Beberapa anggota trust mengatakan bahwa kampanye “anti-woke” telah mendorong mereka untuk memberikan dukungan yang lebih kuat untuk kelompok.
Judith Martin, 70 tahun, anggota selama puluhan tahun, mengatakan bahwa ia mulai menghadiri pertemuan tahunan itu hanya untuk memastikan bahwa Restore tidak berbicara atas nama mayoritas.

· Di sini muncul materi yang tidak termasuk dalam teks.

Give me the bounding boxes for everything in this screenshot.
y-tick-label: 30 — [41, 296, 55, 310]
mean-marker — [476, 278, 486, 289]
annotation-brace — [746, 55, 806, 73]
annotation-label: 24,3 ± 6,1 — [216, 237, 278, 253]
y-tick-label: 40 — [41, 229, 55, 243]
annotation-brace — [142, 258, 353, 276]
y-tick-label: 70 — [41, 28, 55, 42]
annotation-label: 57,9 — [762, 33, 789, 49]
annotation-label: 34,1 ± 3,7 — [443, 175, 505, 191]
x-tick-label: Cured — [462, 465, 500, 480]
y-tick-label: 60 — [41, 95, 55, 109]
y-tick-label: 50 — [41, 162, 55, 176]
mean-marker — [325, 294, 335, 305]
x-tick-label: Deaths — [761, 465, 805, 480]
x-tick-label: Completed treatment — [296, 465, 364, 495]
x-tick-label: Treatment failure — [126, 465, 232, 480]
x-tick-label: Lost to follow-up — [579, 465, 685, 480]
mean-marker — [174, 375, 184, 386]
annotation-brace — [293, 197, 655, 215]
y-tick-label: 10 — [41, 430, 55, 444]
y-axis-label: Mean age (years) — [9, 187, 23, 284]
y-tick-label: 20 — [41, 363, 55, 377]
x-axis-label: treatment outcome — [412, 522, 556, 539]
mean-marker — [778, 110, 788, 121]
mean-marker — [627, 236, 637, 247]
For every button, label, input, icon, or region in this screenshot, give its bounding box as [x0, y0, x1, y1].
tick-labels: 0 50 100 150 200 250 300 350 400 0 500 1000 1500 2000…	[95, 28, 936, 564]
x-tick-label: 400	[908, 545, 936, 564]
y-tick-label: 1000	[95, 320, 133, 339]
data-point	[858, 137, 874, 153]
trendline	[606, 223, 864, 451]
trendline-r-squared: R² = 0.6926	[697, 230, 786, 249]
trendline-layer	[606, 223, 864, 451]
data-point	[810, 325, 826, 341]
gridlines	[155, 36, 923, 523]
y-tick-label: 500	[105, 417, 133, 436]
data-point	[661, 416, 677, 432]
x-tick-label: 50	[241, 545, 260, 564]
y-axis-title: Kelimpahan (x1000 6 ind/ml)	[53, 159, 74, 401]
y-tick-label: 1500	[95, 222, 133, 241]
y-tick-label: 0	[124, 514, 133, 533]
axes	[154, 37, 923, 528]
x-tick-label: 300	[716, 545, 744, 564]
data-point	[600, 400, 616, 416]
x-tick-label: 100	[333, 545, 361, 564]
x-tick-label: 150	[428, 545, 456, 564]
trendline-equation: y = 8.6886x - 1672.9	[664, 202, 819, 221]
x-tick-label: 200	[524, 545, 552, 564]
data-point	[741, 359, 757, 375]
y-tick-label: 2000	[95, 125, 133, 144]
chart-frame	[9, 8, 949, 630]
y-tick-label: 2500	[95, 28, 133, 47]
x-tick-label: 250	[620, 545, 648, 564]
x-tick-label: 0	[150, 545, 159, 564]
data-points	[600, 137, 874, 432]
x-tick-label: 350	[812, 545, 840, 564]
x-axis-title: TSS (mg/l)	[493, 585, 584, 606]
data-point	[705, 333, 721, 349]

“Sumber daya sudah begitu terbatas, mencoba untuk membagi kita seperti ini, dan menyebabkan pertengkaran ini, saya pikir itu mengerikan,” katanya, menambahkan, “Pencitraan perang budaya ini, saya pikir itu hina.”
‘Acknowledgment Lembut’
Kunjungan ke Dyrham pada akhir tahun lalu, pengunjung menikmati teh dan scones di kafe setelah mengunjungi rumah tersebut. Keluarga muda berjalan-jalan di bukit-bukit Dyrham Park. Pasangan lanjut usia berjalan bergandengan tangan di sekitar taman yang direstorasi.
Tanda baru dekat patung-patung pria yang dulu dijadikan budak mengatakan bahwa mereka “membawa cahaya kepada realitas sistem kolonial akhir abad ke-17,” sebelum memberi tahu pengunjung tentang rute alternatif jika mereka “tidak ingin bertemu dengan objek-objek tersebut.”
Sebuah puisi yang khusus ditugaskan yang diletakkan di atas meja di dekat situ merenungkan “sebuah dunia di mana begitu banyak rasa sakit dapat ada di samping begitu banyak kemewahan.”
Sally Davis, 60 tahun, mengatakan bahwa tata letak tersebut menawarkan “pengakuan yang lembut” terhadap masa lalu.
Nyonya Davis, yang berkulit putih, dan suaminya Richard Davis, 63 tahun, yang berkulit hitam, mengunjungi bersama cucu perempuan mereka yang berusia 2 tahun, yang berjalan-jalan di luar rumah.
Mereka tinggal di dekatnya dan sering datang ke sini, kata mereka. Tuan Davis, yang orang tuanya berasal dari Jamaika, senang dengan konteks yang lebih dalam, terutama dalam kasus patung-patung berlutut.
“Saat pertama kali saya datang ke sini, pemandu wisata sedikit was-was ketika patung-patung itu ada di sana, dan saya katakan, ‘Lihat, Anda tidak perlu khawatir tentang itu, itu hanya salah satu hal,’” kata Tuan Davis. “Tetapi Anda harus memiliki hal-hal itu di luar sana agar orang dapat memahami bagaimana tempat-tempat seperti ini terjadi.”